但我们想知道更多的错误信息来更好的定位错误位置。
比如在内核情况下发生错误会打印出寄存器,栈信息等
[root@linux]/# insmod drivers/simple_usb.ko
simple_usb: loading out-of-tree module taints kernel.
usbcore: registered new interface driver usb_simple
[root@linux]/# usb 1-1.4: new low-speed USB device number 3 using exynos-ehci
usb 1-1.4: New USB device found, idVendor=2188, idProduct=0ae1, bcdDevice= 1.00
usb 1-1.4: New USB device strings: Mfr=0, Product=1, SerialNumber=0
usb 1-1.4: Product: USB OPTICAL MOUSE
usb_simple_probe
bcdUSB = 0x110
VID = 0x2188
PID = 0xae1
Unable to handle kernel NULL pointer dereference at virtual address 00000000
pgd = ed300654
[00000000] *pgd=00000000
Internal error: Oops: 817 [#1] PREEMPT ARM
Modules linked in: simple_usb(O)
CPU: 0 PID: 1147 Comm: kworker/0:2 Tainted: G O 4.19.0-ga2a89a6-dirty #16
Hardware name: Samsung S5PC110/S5PV210-based board
Workqueue: usb_hub_wq hub_event
PC is at usb_simple_probe+0x54/0x5c [simple_usb]
LR is at usb_simple_probe+0x50/0x5c [simple_usb]

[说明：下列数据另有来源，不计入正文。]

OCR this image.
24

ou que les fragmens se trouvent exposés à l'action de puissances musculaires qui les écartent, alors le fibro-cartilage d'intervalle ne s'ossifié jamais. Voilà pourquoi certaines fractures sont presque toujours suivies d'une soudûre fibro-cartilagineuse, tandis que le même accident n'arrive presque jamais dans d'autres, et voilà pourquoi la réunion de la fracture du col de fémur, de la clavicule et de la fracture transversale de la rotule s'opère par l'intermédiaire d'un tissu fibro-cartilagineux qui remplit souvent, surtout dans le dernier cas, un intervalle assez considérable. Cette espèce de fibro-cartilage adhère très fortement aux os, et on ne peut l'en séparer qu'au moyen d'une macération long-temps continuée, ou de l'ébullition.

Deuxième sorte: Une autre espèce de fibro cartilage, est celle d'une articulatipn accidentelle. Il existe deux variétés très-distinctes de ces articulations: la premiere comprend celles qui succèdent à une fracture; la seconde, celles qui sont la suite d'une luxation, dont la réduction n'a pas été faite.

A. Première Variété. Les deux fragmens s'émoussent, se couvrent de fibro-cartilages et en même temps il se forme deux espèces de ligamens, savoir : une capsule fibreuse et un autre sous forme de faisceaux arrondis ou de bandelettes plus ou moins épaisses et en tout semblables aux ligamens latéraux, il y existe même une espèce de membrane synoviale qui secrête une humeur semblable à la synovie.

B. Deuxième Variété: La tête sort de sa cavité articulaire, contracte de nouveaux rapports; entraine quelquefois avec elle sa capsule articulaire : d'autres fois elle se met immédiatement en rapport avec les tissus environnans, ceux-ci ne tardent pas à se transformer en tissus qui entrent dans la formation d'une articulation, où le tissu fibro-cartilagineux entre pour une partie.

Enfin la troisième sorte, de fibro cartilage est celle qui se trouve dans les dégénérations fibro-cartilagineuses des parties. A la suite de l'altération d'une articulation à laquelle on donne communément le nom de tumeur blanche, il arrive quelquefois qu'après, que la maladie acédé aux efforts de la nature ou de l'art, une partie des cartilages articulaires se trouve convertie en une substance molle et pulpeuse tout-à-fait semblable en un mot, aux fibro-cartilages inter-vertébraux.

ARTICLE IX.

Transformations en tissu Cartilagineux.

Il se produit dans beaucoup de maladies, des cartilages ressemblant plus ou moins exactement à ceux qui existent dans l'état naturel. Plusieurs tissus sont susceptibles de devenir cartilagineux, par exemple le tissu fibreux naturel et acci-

pc : [<7f000060>] lr : [<7f00005c>] psr: 60000013
sp : 9ecc5c00 ip : 60000013 fp : ffffffed
r10: 7f001020 r9 : 00000000 r8 : 9f46c200
r7 : 7f002040 r6 : 9ef81c00 r5 : 9ef81c78 r4 : 9ef81c78
r3 : 00000000 r2 : 00000000 r1 : 9ecc5ba0 r0 : 00000000
.........我们就像在用户空间程序出错也打印这些信息。
第一步先找到内核空间,错误是在那里打印的。
搜索"Unable to handle kerne"这个字符串就可以。
可以发现是在下面这个文件中找到的
arch/arm/mm/fault.c
/*
* Oops. The kernel tried to access some page that wasn't present.
*/
static void
__do_kernel_fault(struct mm_struct *mm, unsigned long addr, unsigned int fsr,
struct pt_regs *regs)
{
/*
* Are we prepared to handle this kernel fault?
*/
if (fixup_exception(regs))
return;
/*
* No handler, we'll have to terminate things with extreme prejudice.
*/
bust_spinlocks(1);
pr_alert("Unable to handle kernel %s at virtual address %08lx\n",
(addr < PAGE_SIZE) ? "NULL pointer dereference" :
"paging request", addr);
show_pte(mm, addr);
die("Oops", regs, fsr);
bust_spinlocks(0);
do_exit(SIGKILL);
}
这个是内核出错打印的信息。
我们向上搜索一下,它的调用函数这里有,在用户空间出错的处理,调用__do_user_fault函数
void do_bad_area(unsigned long addr, unsigned int fsr, struct pt_regs *regs)
{
struct task_struct *tsk = current;
struct mm_struct *mm = tsk->active_mm;
/*
* If we are in kernel mode at this point, we
* have no context to handle this fault with.
*/
if (user_mode(regs))
__do_user_fault(tsk, addr, fsr, SIGSEGV, SEGV_MAPERR, regs);
else
__do_kernel_fault(mm, addr, fsr, regs);
}
可以看一下这函数
/*
* Something tried to access memory that isn't in our memory map..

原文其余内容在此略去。